I do not recall such a situation in the history. Within two days former Fed chairman and present Fed chairman present in public two opposing US economy perspectives. Alan Greenspan does not rule out recession by the end of the year, while Ben Bernanke says that stronger performance in the second half of 2007 is possible. What is even more unfortunate it all happens at times when global stock exchanges tumble, for the first time ever it is not the US equity market that sets the tone, but Shanghai and Shenzen markets tumbling almost 9 percent, and then recovering almost 4 percent. New York Times has an article describing Chinese investors attitude. I have read several research notes explaining that China sell-off was engineered by authorities and that further action should be expected if markets fail to cool off.

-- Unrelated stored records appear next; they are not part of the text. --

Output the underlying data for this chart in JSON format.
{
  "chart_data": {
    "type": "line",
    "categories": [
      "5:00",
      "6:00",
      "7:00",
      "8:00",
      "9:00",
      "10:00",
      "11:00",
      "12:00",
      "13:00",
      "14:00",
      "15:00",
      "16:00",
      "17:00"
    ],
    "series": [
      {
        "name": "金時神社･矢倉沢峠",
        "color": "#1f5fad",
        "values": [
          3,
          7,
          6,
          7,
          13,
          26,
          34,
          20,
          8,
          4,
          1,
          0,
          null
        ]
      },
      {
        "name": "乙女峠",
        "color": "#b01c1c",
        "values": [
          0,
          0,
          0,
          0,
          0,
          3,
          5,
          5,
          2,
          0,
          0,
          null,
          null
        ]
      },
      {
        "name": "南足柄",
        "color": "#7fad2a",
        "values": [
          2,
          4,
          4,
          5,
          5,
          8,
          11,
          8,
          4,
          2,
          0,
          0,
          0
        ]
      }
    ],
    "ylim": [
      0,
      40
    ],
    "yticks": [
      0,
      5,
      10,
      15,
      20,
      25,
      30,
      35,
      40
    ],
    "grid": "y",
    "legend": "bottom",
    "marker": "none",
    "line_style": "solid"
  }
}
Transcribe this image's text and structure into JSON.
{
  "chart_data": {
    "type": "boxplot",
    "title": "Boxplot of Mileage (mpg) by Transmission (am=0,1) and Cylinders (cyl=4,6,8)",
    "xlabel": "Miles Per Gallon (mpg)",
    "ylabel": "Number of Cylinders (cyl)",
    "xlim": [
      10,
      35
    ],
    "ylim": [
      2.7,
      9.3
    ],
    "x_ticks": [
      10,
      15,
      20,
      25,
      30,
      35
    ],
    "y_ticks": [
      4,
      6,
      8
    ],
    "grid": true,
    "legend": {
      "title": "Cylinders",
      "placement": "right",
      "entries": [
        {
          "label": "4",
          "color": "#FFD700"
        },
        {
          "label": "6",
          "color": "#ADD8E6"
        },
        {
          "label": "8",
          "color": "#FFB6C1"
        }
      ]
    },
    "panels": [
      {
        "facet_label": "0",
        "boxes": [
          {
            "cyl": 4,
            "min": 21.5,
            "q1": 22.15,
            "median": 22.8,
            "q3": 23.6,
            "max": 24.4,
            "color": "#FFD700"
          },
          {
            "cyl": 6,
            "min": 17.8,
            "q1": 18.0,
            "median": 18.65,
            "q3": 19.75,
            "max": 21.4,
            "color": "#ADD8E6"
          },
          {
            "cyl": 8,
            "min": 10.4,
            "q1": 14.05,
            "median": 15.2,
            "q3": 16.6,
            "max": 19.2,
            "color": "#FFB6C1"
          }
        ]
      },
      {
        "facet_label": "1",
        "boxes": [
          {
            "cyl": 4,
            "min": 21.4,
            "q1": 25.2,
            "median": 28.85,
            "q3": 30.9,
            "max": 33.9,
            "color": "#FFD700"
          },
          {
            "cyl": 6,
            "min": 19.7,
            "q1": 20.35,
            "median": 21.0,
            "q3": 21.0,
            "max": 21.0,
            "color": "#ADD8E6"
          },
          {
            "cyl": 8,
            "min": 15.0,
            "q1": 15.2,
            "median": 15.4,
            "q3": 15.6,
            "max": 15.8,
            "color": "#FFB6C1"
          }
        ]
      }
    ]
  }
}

This is in sharp contrast to authorities attitude towards perceived asset bubbles in some emerging markets in the past, where it was left to market forces to solve. Time will tell which approach produces better outcomes for citizens.

In Greenspan vs. Bernanke debate Econbrowser post by James Hamilton sides with the former chairman, presenting bearish evidence. Also Eurointelligence post by Wolfgang Munchau goes with Greenspan, citing three “reasons to panic”: US recession, severe financial crisis in the global credit markets and the weakness of German export-led growth model (take a look at Adam Posed editorial).